Saturday, February 20, 2016

The Naming of Dogs

Naming one dog is pretty easy. I like to use names with easily recognizable two-syllable calls, and one-syllable attention-getters. Vowel sounds are very important, dogs aren't great at telling consonants apart. Neither am I, sometimes I can see a person's mouth making one sound while I still here a different one. For me, it's called an auditory processing disorder. For the dogs, it's perfectly normal.

Brisbane and Sisci
Photo by Erin Koski
Brisbane's name is pronounced 'briz-BAIN', because I am an uncultured American. Also because it's a really easy sound to shout very loudly. I call him Brizzy or Mr. Bane for fun, and just Briz when I need to get his attention to give him a command. He is very tuned into that 'short i' sound.

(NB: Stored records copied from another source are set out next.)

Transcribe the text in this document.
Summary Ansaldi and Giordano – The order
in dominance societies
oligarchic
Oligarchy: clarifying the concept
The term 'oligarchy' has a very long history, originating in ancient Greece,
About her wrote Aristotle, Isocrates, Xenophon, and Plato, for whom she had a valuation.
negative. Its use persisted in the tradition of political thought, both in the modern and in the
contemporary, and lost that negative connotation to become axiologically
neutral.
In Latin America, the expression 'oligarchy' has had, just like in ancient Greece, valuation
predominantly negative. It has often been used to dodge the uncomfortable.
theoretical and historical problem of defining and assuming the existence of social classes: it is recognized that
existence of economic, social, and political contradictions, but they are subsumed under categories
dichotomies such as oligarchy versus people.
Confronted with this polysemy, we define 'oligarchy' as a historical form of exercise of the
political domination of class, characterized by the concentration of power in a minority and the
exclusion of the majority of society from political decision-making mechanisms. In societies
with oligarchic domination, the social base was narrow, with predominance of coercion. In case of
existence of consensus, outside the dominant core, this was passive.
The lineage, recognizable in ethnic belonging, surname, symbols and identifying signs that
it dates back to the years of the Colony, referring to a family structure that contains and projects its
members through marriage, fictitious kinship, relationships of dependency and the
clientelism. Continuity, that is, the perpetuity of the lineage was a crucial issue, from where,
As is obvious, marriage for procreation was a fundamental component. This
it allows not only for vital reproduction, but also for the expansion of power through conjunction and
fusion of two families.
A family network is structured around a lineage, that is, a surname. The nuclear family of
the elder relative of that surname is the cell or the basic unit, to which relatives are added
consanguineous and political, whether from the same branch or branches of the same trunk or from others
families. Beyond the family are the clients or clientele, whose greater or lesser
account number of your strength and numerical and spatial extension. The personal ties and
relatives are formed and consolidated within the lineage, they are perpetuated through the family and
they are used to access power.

Ru is pronounced 'roo' like 'kangaroo', but I decided to spell it weird because I didn't want a stupid little Winnie the Pooh dog. Turns out spelling had nothing to do with it, and he was a stupid little Winnie the Pooh dog all along. I call Ru with repeating vowel sounds, "Rurururururururururu!" He actually comes to any repetitive sound though, "bababababa!" "kikikikikikiki!"

Sisci came with her name, and it's a good one. Names that end with an -ee sound are great for shouting over long distances, and easy for dogs to recognize. The only problem is that I end up calling her 'Sis' for short. This is a great attention-getting sound. "Sis, come!" "Sis, up!"

What's wrong with "Sis"? It uses the same 'short i' sound as "Briz". Now my cattledogs have no idea who I'm talking to unless I say their entire name. Brisbane knows he's "short i, long a", Sisci knows she's "short i, long e", neither of them can tell the difference when I use their abbreviated names.

The solution for this is clearly to rename Sisci. I've always planned on calling her Godzilla, I just need to work on making it stick. She already recognizes this as a name, so it's really just a matter of habit for me.